Seán Moran: GAA must feel a bit like the grand old Duke of York

The opening up of grounds to spectators has been a frustrating process for all involved

It wouldn't be entirely accurate to echo Joni Mitchell when assessing the GAA season. From the start of the pandemic, everyone was aware of what they had even before it was gone and much of the past six months has been about trying to cling on to bits and pieces of what we must regard as the old normal.

For once the GAA was pleasantly surprised by a Government announcement, when on Tuesday small attendances were allowed to return to matches. In the greater scheme of things, though, it was a bit like the grand old Duke of York. A limit of 200 had been in place for about a month at the start of the club season in July and while hopes had been high that this might be raised to 500 a couple of weeks later, it in fact ended up as abolished altogether.

So, a few weeks later it’s back at 200, apparently net of participants and officials, and the main spectator sports are to discuss with officials how they might engineer the return to stadiums of four- or five-figure crowds in the weeks ahead.

How painful a process it’s all been.

It may be easy to berate Government for its chaotic messaging but whereas locking everyone down is a straightforward directive – as is, by extension, the complete lifting of all restrictions – everything in between is a challenge.

Procedure mightn’t appear the most effective in that announcing in advance the announcement of major public order measures allows feeding frenzies of speculation to fill the interim. This will always create a base-level confusion even before the restrictions emerge – let alone take effect.

But this is difficult for everyone. The GAA, if we track public pronouncements, has changed tack on a number of occasions and reasonably given that the scientific and medical advice changed.

Again it was easy when everything was absolute: lockdown and no relaxation.
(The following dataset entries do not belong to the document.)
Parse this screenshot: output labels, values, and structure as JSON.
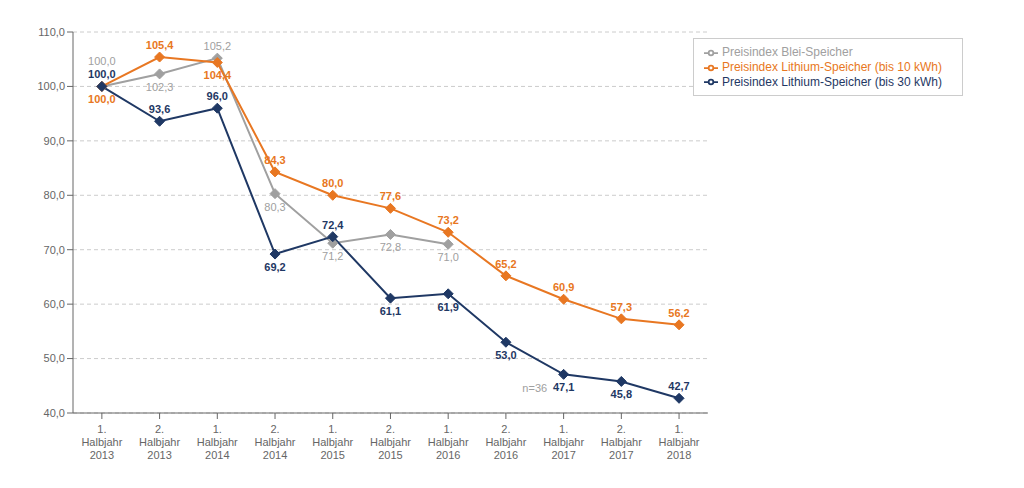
{
  "chart_data": {
    "type": "line",
    "categories": [
      "1.\nHalbjahr\n2013",
      "2.\nHalbjahr\n2013",
      "1.\nHalbjahr\n2014",
      "2.\nHalbjahr\n2014",
      "1.\nHalbjahr\n2015",
      "2.\nHalbjahr\n2015",
      "1.\nHalbjahr\n2016",
      "2.\nHalbjahr\n2016",
      "1.\nHalbjahr\n2017",
      "2.\nHalbjahr\n2017",
      "1.\nHalbjahr\n2018"
    ],
    "series": [
      {
        "name": "Preisindex Blei-Speicher",
        "color": "#A0A0A0",
        "values": [
          100.0,
          102.3,
          105.2,
          80.3,
          71.2,
          72.8,
          71.0,
          null,
          null,
          null,
          null
        ],
        "value_labels": [
          "100,0",
          "102,3",
          "105,2",
          "80,3",
          "71,2",
          "72,8",
          "71,0",
          null,
          null,
          null,
          null
        ]
      },
      {
        "name": "Preisindex Lithium-Speicher (bis 10 kWh)",
        "color": "#E87722",
        "values": [
          100.0,
          105.4,
          104.4,
          84.3,
          80.0,
          77.6,
          73.2,
          65.2,
          60.9,
          57.3,
          56.2
        ],
        "value_labels": [
          "100,0",
          "105,4",
          "104,4",
          "84,3",
          "80,0",
          "77,6",
          "73,2",
          "65,2",
          "60,9",
          "57,3",
          "56,2"
        ]
      },
      {
        "name": "Preisindex Lithium-Speicher (bis 30 kWh)",
        "color": "#1F3864",
        "values": [
          100.0,
          93.6,
          96.0,
          69.2,
          72.4,
          61.1,
          61.9,
          53.0,
          47.1,
          45.8,
          42.7
        ],
        "value_labels": [
          "100,0",
          "93,6",
          "96,0",
          "69,2",
          "72,4",
          "61,1",
          "61,9",
          "53,0",
          "47,1",
          "45,8",
          "42,7"
        ]
      }
    ],
    "ylim": [
      40.0,
      110.0
    ],
    "yticks": [
      {
        "value": 40.0,
        "label": "40,0"
      },
      {
        "value": 50.0,
        "label": "50,0"
      },
      {
        "value": 60.0,
        "label": "60,0"
      },
      {
        "value": 70.0,
        "label": "70,0"
      },
      {
        "value": 80.0,
        "label": "80,0"
      },
      {
        "value": 90.0,
        "label": "90,0"
      },
      {
        "value": 100.0,
        "label": "100,0"
      },
      {
        "value": 110.0,
        "label": "110,0"
      }
    ],
    "grid": true,
    "legend": "upper right",
    "marker": "diamond",
    "data_labels": true,
    "annotations": [
      {
        "text": "n=36",
        "x": 7.5,
        "y": 43.5
      }
    ]
  }
}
President John Horan was able to make the point that if there was still a requirement for social distancing how could players play?

Then with the gradual emergence of data to indicate that you could actually play contact sport without necessarily being in the company of infected players for long enough to catch anything, the prospect of a return to play came into sight.

Ironically when at the end of April the once and future taoiseach Leo Varadkar reeled off the opinion that the All-Irelands could be played behind closed doors, Mayo footballer Aidan O'Shea on The Late Late was unenthusiastic about progressing the competitions in the face of risks posed to the communities in which all players live.

Yet here we are in mid-September with the countdown clock ticking towards an intercounty championship where the size of the crowds is still a matter of discussion and conjecture and in the context of a club season, largely played out in front of nobody but those directly involved.

It’s the ratchet effect writ large.

All of the statements on the concept of playing behind closed doors or in front of tiny permitted attendances up until relatively recently were not particularly enthusiastic.

GAA director general Tom Ryan commented at June's launch of the intercounty roadmap: "Games behind closed doors is not really something that we want."

At one point, a couple of months previously a senior GAA official had questioned the whole idea by asking what would be the point of playing a match in an empty stadium apart from simply to determine which county was better than the other.

That might sound obvious but the issue was that a championship match is at least as much about the crowds as the teams. The phrase, ‘It takes a village to raise a child’ can rarely be more resonant than in the formation of footballers and hurlers.

Brian Malone of Shelmaliers said after the club had won the Wexford hurling title behind closed doors: "I know from my sake, my parents would love to be here. I've a wife and two kids and they go to all the games. I've two little boys and they would be in to me after the game. It's a whole family thing."

In another county, a retired doctor who had given years of voluntary assistance to the GAA couldn’t see his grandchild play in a minor final.

Even with minimal attendance permitted, there were problems for clubs, as David Kelly, chair of Boyle in Roscommon told this newspaper last week.

“It was worse when we had to distribute 50 tickets because how do you do that? How do you decide between members and players’ families who mightn’t be members?”

Obviously it remains a proud achievement for anyone to win a county medal but the whole experience has been – of necessity – rendered rather two-dimensional.

Part of the momentum behind the green lighting of the intercounty season is that the Government has been very keen to give people something to occupy them during the winter.

The GAA has dutifully incorporated this into its own narrative with Horan telling RTÉ:

“The nation will need live sport on the television at the weekends when we go through the long evenings in the winter. If we as a national organisation can deliver that morale lift to the country, we won’t be found wanting.”

Without being puritanical, it’s a thin line between raising national morale and ‘bread and circuses’.

Players are keen to proceed and supporters, having got used to other elite sports on the television in cavernous venues, largely believe that it’s better than nothing.

John Maughan, the well-travelled manager of Offaly, wasn't so sure last July.

“This is a little bit like the foot-and-mouth league – the Covid All-Ireland! No matter who wins it, it will be tainted because it’s different.”

It will certainly be different, as will the memories generated – but how will we all feel about them in years to come?